In the first place, the test of history proved most fiction writers to be lacking in intellectual and moral stature. Mrs. Trilling called attention to a decline of psychological insight in the novel, as compared with the time before Freud; she exposed a distrust of “mind” running through the whole literary culture; and she denounced the cults of toughness, drunkenness, madness, and “infantilism” in the writing she encountered. But she never asked how she herself had avoided these failures of intellect. The simple truth is that she had a far better grip on the contemporary world, both intellectually and imaginatively, than most writers of the time. The writers had their hearts in the right places, as she showed. But they did not grasp that it was no longer enough to abhor evil and to love freedom, nor did they realize how comfortably they were luxuriating in their easily-donned, “soft political idealism.”
Yet there was more involved in what happened to fiction than the failures of a particular group of writers. After all, English and continental fiction, though dealing more capably with the hard questions, proved no more satisfactory in the final analysis. The deeper cause of failure was Nazism’s assault on the imagination. Up to the 1940′s the great resource of modern writers had been the power of the unfettered imagination. Not only Freud, but the classicists and anthropologists working at the turn of the century, along with Nietzsche shortly before them, had displayed the deep sources of art (and religion as well) in the terrible and bloody practice of sacrifice by primitive man. Despite the underlying horror, the brutal origins of art represented an opportunity for the modern artist. By establishing affinities with the primitive source, one could hope to tap new creative powers. Soon the modern writer, reaching backward through his own unconscious, was producing such mythic-chthonic works as “The Waste Land,” Women in Love, and The Sound and the Fury.

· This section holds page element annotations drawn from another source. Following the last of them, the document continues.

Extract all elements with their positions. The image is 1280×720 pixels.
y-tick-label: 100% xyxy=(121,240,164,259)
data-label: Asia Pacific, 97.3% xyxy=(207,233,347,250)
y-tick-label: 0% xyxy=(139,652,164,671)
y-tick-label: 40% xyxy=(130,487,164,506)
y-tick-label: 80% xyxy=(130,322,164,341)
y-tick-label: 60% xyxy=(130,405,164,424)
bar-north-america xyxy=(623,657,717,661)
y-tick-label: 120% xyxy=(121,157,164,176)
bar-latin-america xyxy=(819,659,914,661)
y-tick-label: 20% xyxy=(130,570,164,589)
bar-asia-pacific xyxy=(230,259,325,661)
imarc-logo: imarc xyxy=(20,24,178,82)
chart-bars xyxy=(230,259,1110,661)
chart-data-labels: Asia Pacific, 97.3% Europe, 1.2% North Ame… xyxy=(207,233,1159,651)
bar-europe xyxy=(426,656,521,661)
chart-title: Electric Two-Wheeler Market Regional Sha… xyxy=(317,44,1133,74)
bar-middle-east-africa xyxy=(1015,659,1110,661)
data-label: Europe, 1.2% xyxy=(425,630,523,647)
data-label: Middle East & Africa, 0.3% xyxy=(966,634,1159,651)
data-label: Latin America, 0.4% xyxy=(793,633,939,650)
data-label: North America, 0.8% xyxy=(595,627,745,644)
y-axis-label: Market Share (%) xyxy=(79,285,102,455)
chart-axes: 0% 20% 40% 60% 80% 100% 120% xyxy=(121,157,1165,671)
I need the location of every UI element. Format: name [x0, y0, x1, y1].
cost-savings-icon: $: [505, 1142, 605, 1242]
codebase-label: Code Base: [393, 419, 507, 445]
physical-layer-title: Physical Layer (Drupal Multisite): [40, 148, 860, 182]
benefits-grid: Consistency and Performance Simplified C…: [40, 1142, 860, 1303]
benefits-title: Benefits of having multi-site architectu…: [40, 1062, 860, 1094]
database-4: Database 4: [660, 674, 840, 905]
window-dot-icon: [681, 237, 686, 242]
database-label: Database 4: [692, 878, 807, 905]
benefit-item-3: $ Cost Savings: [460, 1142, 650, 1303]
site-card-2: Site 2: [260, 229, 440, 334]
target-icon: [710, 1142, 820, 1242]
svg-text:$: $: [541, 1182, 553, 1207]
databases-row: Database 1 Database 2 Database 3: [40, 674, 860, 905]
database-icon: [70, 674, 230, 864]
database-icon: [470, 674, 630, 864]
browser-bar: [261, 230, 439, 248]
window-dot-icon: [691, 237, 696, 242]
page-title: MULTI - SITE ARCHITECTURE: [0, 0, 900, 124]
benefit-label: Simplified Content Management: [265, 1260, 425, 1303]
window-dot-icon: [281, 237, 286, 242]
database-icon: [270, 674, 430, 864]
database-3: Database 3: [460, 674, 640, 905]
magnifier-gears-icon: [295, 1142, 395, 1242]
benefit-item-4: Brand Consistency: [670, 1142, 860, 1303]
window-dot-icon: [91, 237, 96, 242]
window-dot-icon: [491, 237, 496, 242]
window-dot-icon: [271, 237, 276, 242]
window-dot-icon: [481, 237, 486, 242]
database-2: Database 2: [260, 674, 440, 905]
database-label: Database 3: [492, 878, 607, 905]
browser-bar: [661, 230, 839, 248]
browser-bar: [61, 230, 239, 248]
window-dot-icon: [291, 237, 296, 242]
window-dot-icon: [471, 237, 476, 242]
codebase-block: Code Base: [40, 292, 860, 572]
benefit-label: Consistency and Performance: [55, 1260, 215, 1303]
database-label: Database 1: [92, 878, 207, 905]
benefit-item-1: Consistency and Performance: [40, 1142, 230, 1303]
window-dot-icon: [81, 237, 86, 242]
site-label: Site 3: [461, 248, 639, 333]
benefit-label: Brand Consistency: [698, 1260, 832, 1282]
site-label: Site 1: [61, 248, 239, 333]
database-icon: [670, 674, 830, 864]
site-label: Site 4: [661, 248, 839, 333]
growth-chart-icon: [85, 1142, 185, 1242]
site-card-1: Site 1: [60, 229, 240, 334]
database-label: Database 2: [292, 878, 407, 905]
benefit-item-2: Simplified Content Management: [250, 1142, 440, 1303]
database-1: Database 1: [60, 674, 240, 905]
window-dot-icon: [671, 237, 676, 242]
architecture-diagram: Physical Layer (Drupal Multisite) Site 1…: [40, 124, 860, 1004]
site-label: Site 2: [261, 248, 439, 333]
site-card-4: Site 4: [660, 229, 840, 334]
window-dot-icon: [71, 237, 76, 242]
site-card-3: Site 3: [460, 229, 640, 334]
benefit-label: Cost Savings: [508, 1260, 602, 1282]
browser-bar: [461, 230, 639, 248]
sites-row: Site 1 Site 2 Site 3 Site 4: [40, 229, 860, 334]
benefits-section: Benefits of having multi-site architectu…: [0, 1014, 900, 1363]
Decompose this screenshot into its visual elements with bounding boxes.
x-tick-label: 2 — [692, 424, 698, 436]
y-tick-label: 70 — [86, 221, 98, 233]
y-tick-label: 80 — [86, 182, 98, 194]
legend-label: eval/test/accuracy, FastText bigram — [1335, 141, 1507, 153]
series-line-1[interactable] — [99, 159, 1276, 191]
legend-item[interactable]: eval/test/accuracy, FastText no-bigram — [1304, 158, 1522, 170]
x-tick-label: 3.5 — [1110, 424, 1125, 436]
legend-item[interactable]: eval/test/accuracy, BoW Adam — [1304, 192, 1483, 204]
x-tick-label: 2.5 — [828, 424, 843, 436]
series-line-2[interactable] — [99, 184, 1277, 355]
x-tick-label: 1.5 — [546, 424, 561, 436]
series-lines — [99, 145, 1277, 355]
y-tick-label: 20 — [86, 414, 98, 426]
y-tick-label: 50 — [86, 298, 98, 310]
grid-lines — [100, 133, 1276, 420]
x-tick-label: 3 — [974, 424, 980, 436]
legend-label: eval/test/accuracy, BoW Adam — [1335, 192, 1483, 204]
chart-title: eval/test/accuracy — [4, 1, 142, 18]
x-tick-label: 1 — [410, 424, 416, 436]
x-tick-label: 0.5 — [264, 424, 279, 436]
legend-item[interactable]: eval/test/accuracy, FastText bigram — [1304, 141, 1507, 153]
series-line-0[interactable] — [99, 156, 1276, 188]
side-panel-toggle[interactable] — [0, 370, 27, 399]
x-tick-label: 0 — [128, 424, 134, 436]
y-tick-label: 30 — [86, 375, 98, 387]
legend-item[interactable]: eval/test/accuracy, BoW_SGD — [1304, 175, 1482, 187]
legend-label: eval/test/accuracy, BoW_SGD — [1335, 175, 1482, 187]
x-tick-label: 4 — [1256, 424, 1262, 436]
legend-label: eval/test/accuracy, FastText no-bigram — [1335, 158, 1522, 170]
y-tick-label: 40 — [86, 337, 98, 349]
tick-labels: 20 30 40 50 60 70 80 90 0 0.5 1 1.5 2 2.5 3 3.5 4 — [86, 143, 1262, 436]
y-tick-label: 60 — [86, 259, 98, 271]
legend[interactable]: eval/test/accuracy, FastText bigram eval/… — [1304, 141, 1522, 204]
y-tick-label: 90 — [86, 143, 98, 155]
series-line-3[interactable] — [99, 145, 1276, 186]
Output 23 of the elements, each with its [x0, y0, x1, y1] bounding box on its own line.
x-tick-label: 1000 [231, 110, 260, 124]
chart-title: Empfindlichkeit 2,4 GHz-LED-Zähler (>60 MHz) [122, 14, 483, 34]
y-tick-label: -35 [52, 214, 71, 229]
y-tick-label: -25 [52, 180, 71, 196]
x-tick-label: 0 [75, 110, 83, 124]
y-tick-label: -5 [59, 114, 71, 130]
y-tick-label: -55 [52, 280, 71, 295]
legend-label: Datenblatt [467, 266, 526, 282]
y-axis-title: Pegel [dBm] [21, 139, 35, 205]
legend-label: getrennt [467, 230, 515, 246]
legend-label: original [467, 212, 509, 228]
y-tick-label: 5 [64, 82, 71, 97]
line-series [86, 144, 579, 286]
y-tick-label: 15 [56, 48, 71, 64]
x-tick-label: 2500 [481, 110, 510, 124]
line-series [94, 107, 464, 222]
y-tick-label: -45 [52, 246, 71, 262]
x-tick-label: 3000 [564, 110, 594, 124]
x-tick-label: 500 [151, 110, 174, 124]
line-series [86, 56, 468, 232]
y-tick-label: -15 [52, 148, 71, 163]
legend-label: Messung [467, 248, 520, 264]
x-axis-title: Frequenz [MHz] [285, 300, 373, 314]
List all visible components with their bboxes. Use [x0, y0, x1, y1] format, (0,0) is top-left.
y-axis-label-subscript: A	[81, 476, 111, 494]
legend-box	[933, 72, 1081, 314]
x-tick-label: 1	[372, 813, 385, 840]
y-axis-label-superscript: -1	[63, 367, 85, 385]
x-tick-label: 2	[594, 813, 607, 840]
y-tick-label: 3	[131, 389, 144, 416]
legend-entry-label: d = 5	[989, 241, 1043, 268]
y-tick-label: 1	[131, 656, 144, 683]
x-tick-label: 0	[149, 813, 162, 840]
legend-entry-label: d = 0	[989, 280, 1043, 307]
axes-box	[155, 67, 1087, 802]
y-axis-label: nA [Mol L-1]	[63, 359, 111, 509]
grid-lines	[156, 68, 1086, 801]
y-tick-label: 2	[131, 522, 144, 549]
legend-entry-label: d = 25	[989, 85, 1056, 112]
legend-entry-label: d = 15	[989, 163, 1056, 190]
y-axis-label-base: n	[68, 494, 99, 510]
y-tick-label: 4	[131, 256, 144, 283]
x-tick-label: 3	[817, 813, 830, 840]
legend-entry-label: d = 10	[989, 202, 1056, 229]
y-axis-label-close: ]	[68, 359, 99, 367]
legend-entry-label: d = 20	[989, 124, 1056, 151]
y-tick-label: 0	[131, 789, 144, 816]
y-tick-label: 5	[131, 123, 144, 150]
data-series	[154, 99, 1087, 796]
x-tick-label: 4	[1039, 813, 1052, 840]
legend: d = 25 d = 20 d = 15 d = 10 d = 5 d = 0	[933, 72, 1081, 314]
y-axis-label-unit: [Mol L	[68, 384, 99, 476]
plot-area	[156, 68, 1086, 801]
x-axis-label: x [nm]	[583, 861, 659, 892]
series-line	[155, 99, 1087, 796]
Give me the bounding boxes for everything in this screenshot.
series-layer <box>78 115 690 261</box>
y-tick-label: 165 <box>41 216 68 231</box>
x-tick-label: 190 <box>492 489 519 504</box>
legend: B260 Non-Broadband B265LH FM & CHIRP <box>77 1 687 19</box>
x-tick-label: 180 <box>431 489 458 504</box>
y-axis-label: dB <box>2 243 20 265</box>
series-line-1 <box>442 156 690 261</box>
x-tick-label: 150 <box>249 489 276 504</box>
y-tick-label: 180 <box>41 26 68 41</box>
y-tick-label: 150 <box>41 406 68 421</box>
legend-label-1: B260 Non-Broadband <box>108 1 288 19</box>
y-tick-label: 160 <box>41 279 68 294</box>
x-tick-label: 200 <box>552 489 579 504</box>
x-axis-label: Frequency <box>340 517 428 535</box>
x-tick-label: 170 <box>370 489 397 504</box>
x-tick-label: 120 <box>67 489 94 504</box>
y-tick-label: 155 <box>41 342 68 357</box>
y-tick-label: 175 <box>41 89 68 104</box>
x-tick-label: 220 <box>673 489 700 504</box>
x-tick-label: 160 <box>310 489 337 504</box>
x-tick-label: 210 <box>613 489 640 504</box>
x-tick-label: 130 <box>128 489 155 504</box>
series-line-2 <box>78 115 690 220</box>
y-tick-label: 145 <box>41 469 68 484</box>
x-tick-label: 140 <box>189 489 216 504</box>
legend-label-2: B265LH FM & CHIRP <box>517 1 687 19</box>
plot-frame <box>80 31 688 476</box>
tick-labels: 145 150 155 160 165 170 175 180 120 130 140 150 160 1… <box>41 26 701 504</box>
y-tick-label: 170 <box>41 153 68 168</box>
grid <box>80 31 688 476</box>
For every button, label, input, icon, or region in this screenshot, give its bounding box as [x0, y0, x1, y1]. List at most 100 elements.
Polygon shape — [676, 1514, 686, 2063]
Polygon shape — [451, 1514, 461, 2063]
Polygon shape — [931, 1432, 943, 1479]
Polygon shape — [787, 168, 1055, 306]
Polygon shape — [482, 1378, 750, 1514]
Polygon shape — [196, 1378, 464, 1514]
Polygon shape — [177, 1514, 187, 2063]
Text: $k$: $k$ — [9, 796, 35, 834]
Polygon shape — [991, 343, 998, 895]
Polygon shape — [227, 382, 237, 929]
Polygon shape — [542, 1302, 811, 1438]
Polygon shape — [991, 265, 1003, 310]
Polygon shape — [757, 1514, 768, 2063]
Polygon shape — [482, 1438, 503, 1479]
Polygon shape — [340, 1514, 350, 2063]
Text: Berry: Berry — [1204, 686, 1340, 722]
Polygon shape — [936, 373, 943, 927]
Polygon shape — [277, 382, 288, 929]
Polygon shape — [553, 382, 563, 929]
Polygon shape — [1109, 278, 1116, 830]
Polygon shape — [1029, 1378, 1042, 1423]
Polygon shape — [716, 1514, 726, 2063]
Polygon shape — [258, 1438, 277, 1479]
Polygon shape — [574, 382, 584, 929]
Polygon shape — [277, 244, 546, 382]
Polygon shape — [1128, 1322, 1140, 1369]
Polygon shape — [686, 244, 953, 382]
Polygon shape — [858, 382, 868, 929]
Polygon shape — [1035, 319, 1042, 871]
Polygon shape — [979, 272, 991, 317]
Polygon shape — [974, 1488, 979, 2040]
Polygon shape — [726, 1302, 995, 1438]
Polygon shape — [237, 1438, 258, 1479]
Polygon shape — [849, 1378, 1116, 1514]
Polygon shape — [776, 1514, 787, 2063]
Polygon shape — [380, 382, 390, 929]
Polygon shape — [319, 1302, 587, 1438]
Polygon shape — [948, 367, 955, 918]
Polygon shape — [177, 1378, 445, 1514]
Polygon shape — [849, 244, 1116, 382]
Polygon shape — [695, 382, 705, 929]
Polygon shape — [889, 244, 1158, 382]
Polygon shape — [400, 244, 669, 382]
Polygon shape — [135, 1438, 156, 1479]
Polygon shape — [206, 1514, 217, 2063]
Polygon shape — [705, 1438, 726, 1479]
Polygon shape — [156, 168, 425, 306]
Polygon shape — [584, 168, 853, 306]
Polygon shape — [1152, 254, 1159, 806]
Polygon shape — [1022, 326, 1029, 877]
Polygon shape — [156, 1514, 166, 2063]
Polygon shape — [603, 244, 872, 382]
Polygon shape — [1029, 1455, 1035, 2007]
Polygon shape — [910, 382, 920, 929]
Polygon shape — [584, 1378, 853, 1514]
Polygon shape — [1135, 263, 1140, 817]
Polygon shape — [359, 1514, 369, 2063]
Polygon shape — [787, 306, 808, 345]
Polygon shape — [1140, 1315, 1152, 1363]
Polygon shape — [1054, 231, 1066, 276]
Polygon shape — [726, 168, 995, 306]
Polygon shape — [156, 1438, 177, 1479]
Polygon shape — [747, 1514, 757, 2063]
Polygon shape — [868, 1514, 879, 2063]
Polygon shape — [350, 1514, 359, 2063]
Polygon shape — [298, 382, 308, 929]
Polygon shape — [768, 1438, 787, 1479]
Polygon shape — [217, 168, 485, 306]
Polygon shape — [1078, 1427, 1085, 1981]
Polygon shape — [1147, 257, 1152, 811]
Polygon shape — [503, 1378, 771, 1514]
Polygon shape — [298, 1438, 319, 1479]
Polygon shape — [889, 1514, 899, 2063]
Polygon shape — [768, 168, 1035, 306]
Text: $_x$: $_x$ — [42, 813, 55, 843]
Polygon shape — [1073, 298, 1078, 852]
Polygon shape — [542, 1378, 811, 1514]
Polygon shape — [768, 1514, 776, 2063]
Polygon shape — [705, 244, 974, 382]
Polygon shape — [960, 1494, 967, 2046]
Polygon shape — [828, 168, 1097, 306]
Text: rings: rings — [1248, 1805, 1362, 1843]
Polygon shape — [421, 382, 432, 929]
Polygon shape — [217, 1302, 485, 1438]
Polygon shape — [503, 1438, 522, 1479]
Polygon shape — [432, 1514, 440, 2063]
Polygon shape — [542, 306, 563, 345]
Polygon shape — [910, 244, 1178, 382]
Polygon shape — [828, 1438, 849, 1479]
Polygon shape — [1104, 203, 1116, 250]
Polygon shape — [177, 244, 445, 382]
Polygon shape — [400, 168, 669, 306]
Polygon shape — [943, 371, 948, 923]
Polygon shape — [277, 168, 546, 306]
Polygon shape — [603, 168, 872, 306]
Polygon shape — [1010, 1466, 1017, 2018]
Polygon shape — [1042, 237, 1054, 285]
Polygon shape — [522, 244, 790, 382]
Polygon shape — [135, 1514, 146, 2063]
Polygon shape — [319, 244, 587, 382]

This estimable formula was suddenly confronted in the 1930′s and 1940′s by a very different revelation of primitive ritual—one that laid bare the ultimate ineffectuality of art. First came the Nazi mass rallies, those manufactured rituals and then the mass killings. Together they demonstrated as never before man’s primitive capacities. The threat to civilization was clear; the incapacity of art to deal with it was equally clear. And yet military victory, when it came, was somehow assumed to have included cultural victory as well, so that few questioned the artistic costs of more than a decade of barbarism.
For over a third of a century one such cost has been fiction’s loss of confidence in itself. The trends of the 1940′s identified by Mrs. Trilling—solipsism, the cult of the irrational (as opposed to a commitment to the unconscious), a conventionalized sexual adventurism—have remained the central, dispiriting business of the novel ever since. It is no wonder that eventually Mrs. Trilling found herself repelled by serious fiction and drawn to barely fictionalized books like The Hucksters at the one extreme, and to detective stories and romantic fiction at the other. Nor is it any wonder that, since the war, the novel has lost its role as a final arbiter of culture. In this respect, if not in others, the Nazis won.